Reilly’s series of prints, which use photographs or x-rays, are lent a similar decayed, organic look, through the graininess achieved in the photo etching process. In Cancer Head, for instance, the acid bites are linked to the disease, the moss-like growth on the print becoming malignant cells. Sharing similar territories with Hughie O’Donoghue’s paintings, Christian and mythological themes frame the enhanced materiality of Reilly’s bodies, giving them a transcendental horizon.

The name ‘Terrascope’ ties together the two words ‘terra’ and ‘scope’, reflecting upon the work of the two artists showing in the exhibition. Terra, the physical substance of the earth, and scope, to bring the breadth of the planet’s events into focus. As a ceramist, Jackie Maurer’s primary site of engagement is the earthly substance, although the art of ceramics might be conceived as removing the clay far from its primal origin to achieve exquisiteness. Three series of thrown porcelain pieces are presented here, variations on two simple forms: the pot Converse, and the cut out rim Transverse. They have then been twisted and folded, pinched and sealed, lightly brushed with glazes or left raw. The circularity of the rims has been disturbed by a wave-like movement, the capacity of the vessels sealed as a form of self- fulfilment. Maurer’s objects keep close to the function of the craft, while challenging their supposed purpose.

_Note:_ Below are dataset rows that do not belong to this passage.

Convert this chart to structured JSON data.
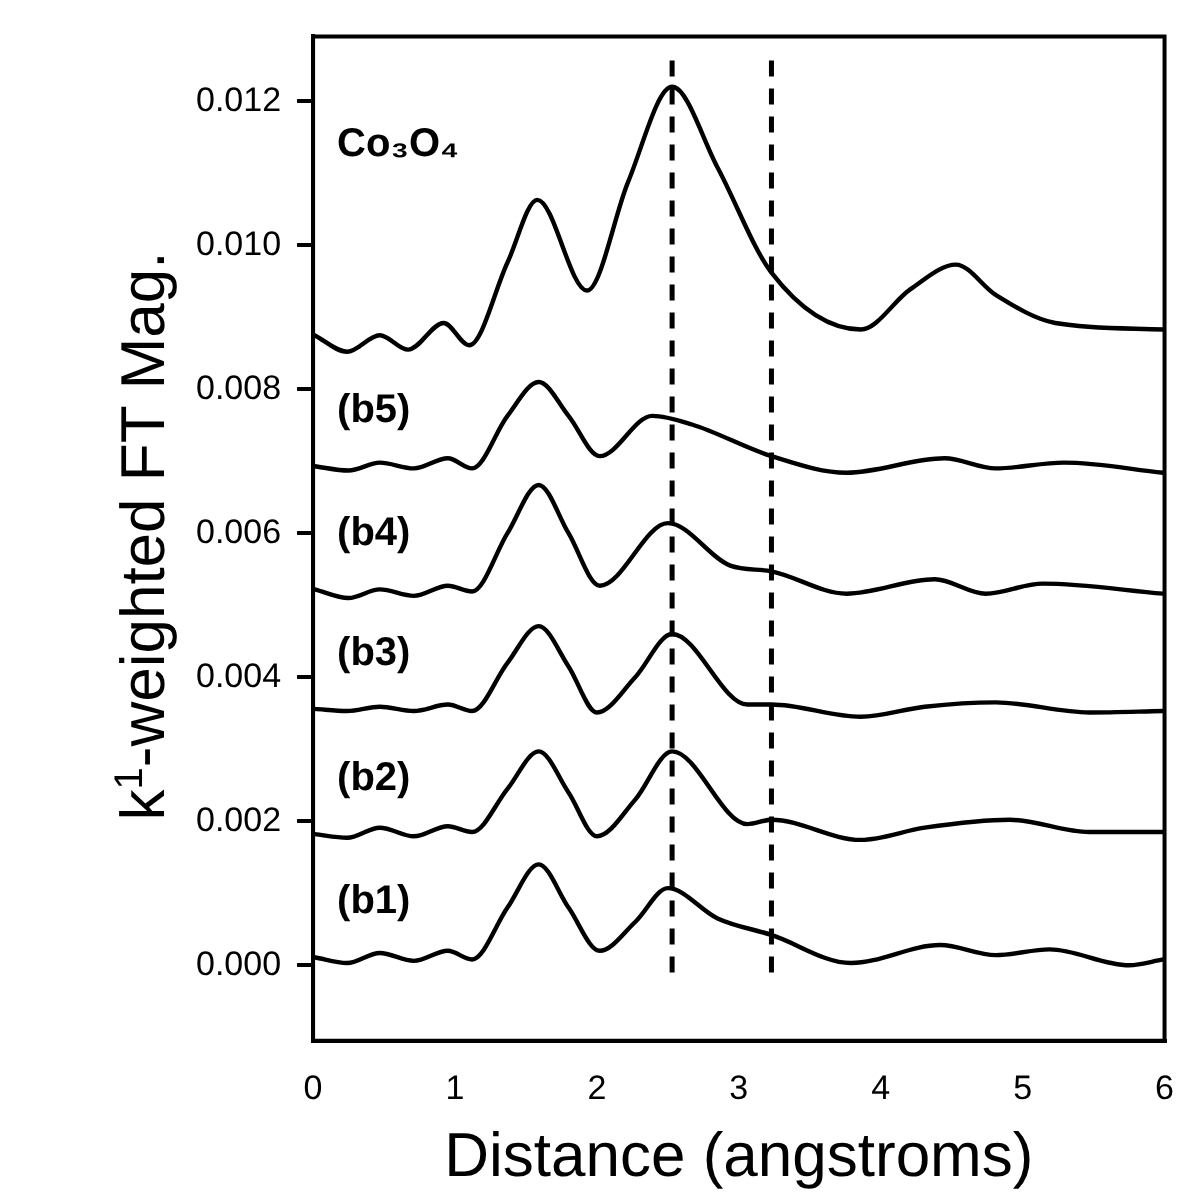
{
  "chart_data": {
    "type": "line",
    "xlabel": "Distance (angstroms)",
    "ylabel": "k$^{1}$-weighted FT Mag.",
    "xlim": [
      0,
      6
    ],
    "xticks": [
      0,
      1,
      2,
      3,
      4,
      5,
      6
    ],
    "ylim": [
      -0.00105,
      0.0129
    ],
    "yticks": [
      {
        "value": 0,
        "label": "0.000"
      },
      {
        "value": 0.002,
        "label": "0.002"
      },
      {
        "value": 0.004,
        "label": "0.004"
      },
      {
        "value": 0.006,
        "label": "0.006"
      },
      {
        "value": 0.008,
        "label": "0.008"
      },
      {
        "value": 0.01,
        "label": "0.010"
      },
      {
        "value": 0.012,
        "label": "0.012"
      }
    ],
    "legend": false,
    "marker": "none",
    "line_style": "solid",
    "ref_lines": [
      {
        "axis": "x",
        "value": 2.53,
        "color": "#000000",
        "line_style": "dashed"
      },
      {
        "axis": "x",
        "value": 3.23,
        "color": "#000000",
        "line_style": "dashed"
      }
    ],
    "series": [
      {
        "name": "Co₃O₄",
        "color": "#000000",
        "x": [
          0.01,
          0.24,
          0.47,
          0.67,
          0.92,
          1.1,
          1.37,
          1.58,
          1.93,
          2.22,
          2.53,
          2.85,
          3.23,
          3.86,
          4.21,
          4.53,
          4.81,
          5.23,
          5.99
        ],
        "values": [
          0.00875,
          0.00852,
          0.00875,
          0.00855,
          0.00892,
          0.00861,
          0.00976,
          0.01063,
          0.00937,
          0.01088,
          0.0122,
          0.01108,
          0.00962,
          0.00883,
          0.00939,
          0.00973,
          0.00931,
          0.00892,
          0.00883
        ]
      },
      {
        "name": "(b5)",
        "color": "#000000",
        "x": [
          0.01,
          0.25,
          0.47,
          0.71,
          0.95,
          1.12,
          1.37,
          1.59,
          1.8,
          2.02,
          2.39,
          2.67,
          3.23,
          3.76,
          4.45,
          4.81,
          5.29,
          5.99
        ],
        "values": [
          0.00693,
          0.00687,
          0.00698,
          0.0069,
          0.00704,
          0.0069,
          0.00763,
          0.0081,
          0.00763,
          0.00707,
          0.00763,
          0.00751,
          0.00707,
          0.00684,
          0.00704,
          0.0069,
          0.00698,
          0.00684
        ]
      },
      {
        "name": "(b4)",
        "color": "#000000",
        "x": [
          0.01,
          0.25,
          0.47,
          0.71,
          0.95,
          1.12,
          1.37,
          1.59,
          1.8,
          2.02,
          2.5,
          2.94,
          3.23,
          3.76,
          4.38,
          4.74,
          5.14,
          5.99
        ],
        "values": [
          0.00522,
          0.0051,
          0.00522,
          0.00513,
          0.00527,
          0.00519,
          0.006,
          0.00667,
          0.006,
          0.00527,
          0.00614,
          0.00555,
          0.00547,
          0.00516,
          0.00536,
          0.00516,
          0.0053,
          0.00516
        ]
      },
      {
        "name": "(b3)",
        "color": "#000000",
        "x": [
          0.01,
          0.24,
          0.47,
          0.71,
          0.95,
          1.12,
          1.37,
          1.59,
          1.8,
          2.0,
          2.27,
          2.53,
          3.06,
          3.23,
          3.86,
          4.31,
          4.81,
          5.47,
          5.99
        ],
        "values": [
          0.00356,
          0.00353,
          0.00359,
          0.00353,
          0.00362,
          0.00353,
          0.0042,
          0.00471,
          0.00415,
          0.00351,
          0.004,
          0.0046,
          0.00362,
          0.00362,
          0.00345,
          0.00359,
          0.00365,
          0.00351,
          0.00353
        ]
      },
      {
        "name": "(b2)",
        "color": "#000000",
        "x": [
          0.01,
          0.24,
          0.47,
          0.71,
          0.95,
          1.12,
          1.37,
          1.59,
          1.8,
          2.0,
          2.27,
          2.53,
          3.06,
          3.23,
          3.86,
          4.31,
          4.91,
          5.47,
          5.99
        ],
        "values": [
          0.00182,
          0.00177,
          0.00191,
          0.00179,
          0.00193,
          0.00185,
          0.00245,
          0.00297,
          0.0024,
          0.00179,
          0.0023,
          0.00297,
          0.00196,
          0.00202,
          0.00174,
          0.00191,
          0.00202,
          0.00185,
          0.00185
        ]
      },
      {
        "name": "(b1)",
        "color": "#000000",
        "x": [
          0.01,
          0.24,
          0.47,
          0.71,
          0.95,
          1.12,
          1.37,
          1.59,
          1.8,
          2.02,
          2.27,
          2.5,
          2.85,
          3.23,
          3.79,
          4.42,
          4.81,
          5.19,
          5.75,
          5.99
        ],
        "values": [
          0.00011,
          3e-05,
          0.00017,
          6e-05,
          0.0002,
          8e-05,
          0.0008,
          0.0014,
          0.0008,
          0.0002,
          0.0006,
          0.00107,
          0.00065,
          0.00042,
          3e-05,
          0.00028,
          0.00014,
          0.00022,
          0.0,
          8e-05
        ]
      }
    ]
  }
}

Fiona Woods’ series of paintings present a different approach to her interest in the transitional space between art and life, which she previously explored through posters, publications, installations, or sculptural projects in the public realm. In a folk- like, naive style, the works on paper and reclaimed wood spin together visual elements and references from mythology, history, and contemporary media, to reflect upon our contemporaneity with a simultaneously facetious and earnest purpose. The recurring Babylonian theme, for instance, has direct resonance with our financial woes, as these words in Study for Babylon Landscape suggest: “The eye of Babylon turning everything to gold”. As eyes multiply across several paintings, however, one wonders if the eye-like knots in the wood did not come first after all, suggesting reciprocity between subject and medium. In Wildlife Documentary, the hunting scene is depicted in a style recalling cave paintings, but the TV-set brand name, carved at the bottom of the panel, makes it more likely to be the recorded experience of a viewing audience than a hunter. The paintings on reclaimed wood work particularly well. This support not only offers the specificity of shape, size, and grain of each piece for the artist to elaborate upon, but it also furthers the recycling strategy developed through the imagery.

Although very different, the two exhibitions invite some comparisons. Both Ben Reilly and Fiona Woods have made use of mythology and materials that are found rather than made; the bog oak aspect of Reilly’s sculptures have a counterpoint in the raw, salvaged pieces of timber used by Woods. Furthermore, they both introduce modern elements – image or material – as counterpoints. But, where Reilly grabs the modernity of an x-ray image and plunges it back in the ageless darkness of the Cyclops myth, Woods goes the other way, having the archaic speak to our most recent actuality. In The Black Queen of Ennistymon, for instance, there is a playful interplay between title, form, and style in the effigy of the British monarch as a Black Madonna – an allusion to her recent visit to these shores, which reignited unresolved issues from Ireland’s colonial past.

Michaële Cutaya
is a writer on art based in Galway. She is currently collaborating with James Merrigan on the art publication, Fugitive Papers.